Is a Google Operating System Built on Android, Gears in the Cards?
Kudos to my former InternetNews colleague Andy Patrizio for ferreting out a fascinating new Google rumor we can tease each other with for weeks and months to come.
This conspicuous specter? GOS, or the Google Operating System.
Andy interviewed Net Applications about an anomaly the stat crunchers uncovered at Google, where as much as a third of traffic streaming out of Google's Mountain View headquarters is stripped of the usual identifying information that accompanies such traffic. The other two-thirds of folks are using Linux for the most part. Andy wrote:
One-third, however, were unrecognized even though Net Applications' sensors can detect all major operating systems including most flavors of Unix and Linux. Even Microsoft's new Windows 7, which is deployed internally at Microsoft headquarters, would show up by its identifier string. But the Google operating systems were specifically blocked.
"We have never seen an OS stripped off the user agent string before," [Net Applications Executive Vice President Vince] Vizzaccaro told InternetNews.com. "I believe you have to arrange to have that happen, it's not something we've seen before with a proxy server. All I can tell you is there's a good percentage of the people at Google showing up [at Web pages] with their OS hidden."
So Net Applications is concluding that many Googlers are running a clandestine operating system of undetermined origin. Well, this would just fit the Google MO, wouldn't it? For years, pundits opined about a Google Web browser until Chrome launched to great fanfare Sept. 2 after two years of internal dog-fooding.
Why is it so hard to believe that Google, which sees Microsoft as a bloated software giant from the on-premises old school, wants to create its own OS? It forged Chrome to speed past Internet Explorer, and it is blazingly faster even if only 1 percent of the population uses it compared with Microsoft's 70 percent IE share.
But I have questions. Let's say Google is developing an OS. Google hardly has an on-premises bone in its body, so this OS may only work on the Web, so you don't have to download anything. That would make the Web browser, presumably Chrome, the front door to what, exactly? Some big social network where OpenID reigns as the key, as David Recordon suggests?
In a fine follow-up story, Forbes.com's Elizabeth Woyke quotes Vizzaccaro as saying Chrome, combined with Google's open-source browser extension Gears, could be fashioned into a Web version of Windows. That might explain the understated aura surrounding Gears, ReadWriteWeb's Bernard Lunn pointed out.
Andy quotes Enderle Group's Rob Enderle, who said a Google OS would be an expanded version of the Android OS the company recently released for mobile phones. Google has already said it envisions Android reaching other devices, including TVs.
This makes the most plausible sense: some fatter form of Android with Google Gears functionality thrown into the mix geared to displace Windows.
Fine, so we have the Ferrari, but what highways would it drive? How does it get from Googlers' PCs to ours? Would Google whip up another graphic novel and urge us to download the OS (a la Chrome), or strike the distribution deals that served as the Autobahn to Microsoft's desktop dominance?
The problem with Internet distribution is time. Browser installations are speedy, OS downloads take time.

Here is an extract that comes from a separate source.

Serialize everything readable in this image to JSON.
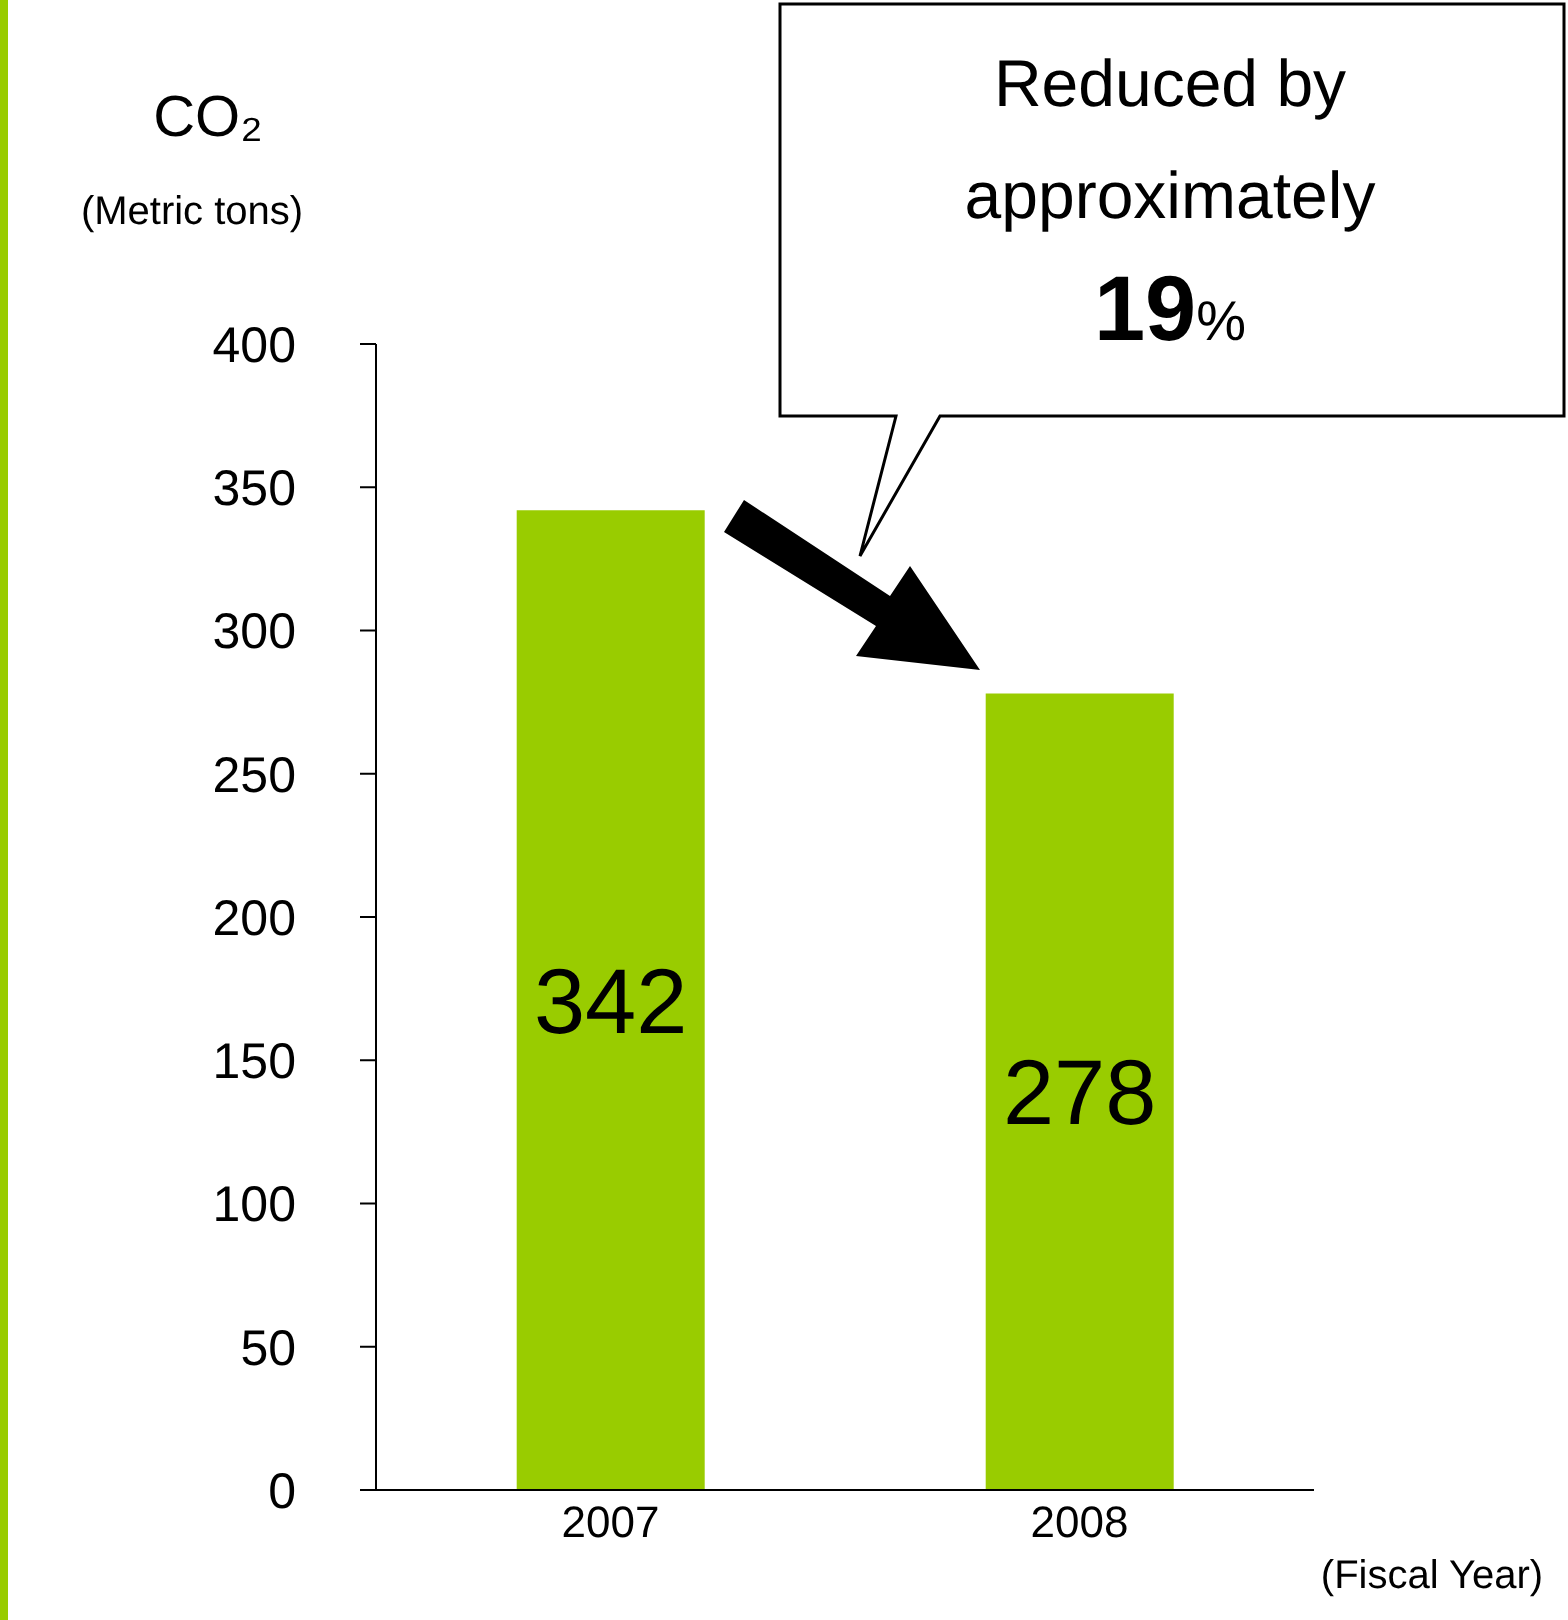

First, will it be possible for lay users to download without conflicting with their current OS? Will users be patient enough to let a big new OS run on their machine?
My Microsoft Watch colleague Joe Wilcox said a GOS could find purchase in the proliferation of netbooks that aren't spoken for by Windows or current Linux flavors. Why not a GOS built on Android then?
What do you think? Is there any "there" there? Or are we, as Vizzaccaro concedes to Forbes, speculating on what is really Google's robots that crawl and grab content from the Web, a holdover from Chrome, or Google employees surfing the Web on Android phones?